Lavern knew, so as she sat alongside the bed fondling the shotgun and watching Hobbs sleep, she was very careful not to wake him.
It was exactly like that snob Thomas Rhodes to try leaving town in the means of transportation anyone who knew him would figure as his last choice. As for renting a car, Dunn knew that like many wealthy New Yorkers who’d moved to the city years ago, Rhodes had let his out-of-state driver’s license expire. These days he traveled mostly by limo.
Dunn had studied the dossier on Rhodes with the utmost care and hadn’t been fooled.
Dunn’s heart beat a stronger rhythm as his fingers caressed the compact .25-caliber revolver in his pocket. It was cool and heavy. Hefty for its size. Deadly.
While it scared the hell out of him, Dunn loved this part of it. He wasn’t good ol’ Jer’ now; he was Thomas Rhodes’s final nightmare walking.

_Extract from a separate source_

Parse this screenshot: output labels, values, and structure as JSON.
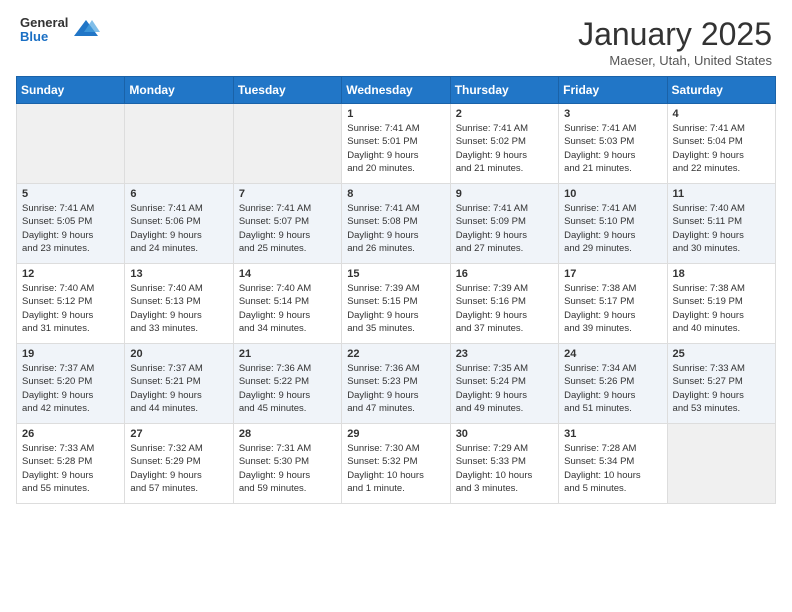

Though it was evening, the Port Authority Terminal was crowded, which was exactly how Dunn preferred it. There would be a loud, echoing noise at the boarding gates, startling everyone, momentarily freezing them, and giving Dunn time to act while Rhodes was dying. To onlookers—those few who actually looked his way—the memory of what was about to happen would always at best be a series of mental stills, scenes like obscure slides or photographs that would, day by day, fade until they were impossible to interpret for sure. When it came to dealing this kind of death, there was, strangely enough, safety in numbers. So much to take in, so much sensory overload. Dunn was counting on it. He had only to act decisively, rapidly, and not waste motion.
Dunn had found a spot to watch the lower level, where tickets were sold by the various bus lines. There were boarding gates on several levels, but Rhodes would have to stop here first to purchase his ticket.
As Dunn had projected, Rhodes was attempting to flee the city by bus. After he’d bought his ticket, it had been simple for Dunn to follow him to the second level, where most of the gates were located, along with some shops and restaurants.
The “gates” were actually doors that led out to a concrete area where the buses came and went, disgorging and taking on passengers. Lines of people were standing or sitting on the floor, waiting for doors to open so they could board.
Rhodes made his way to Gate 322 in the North Terminal.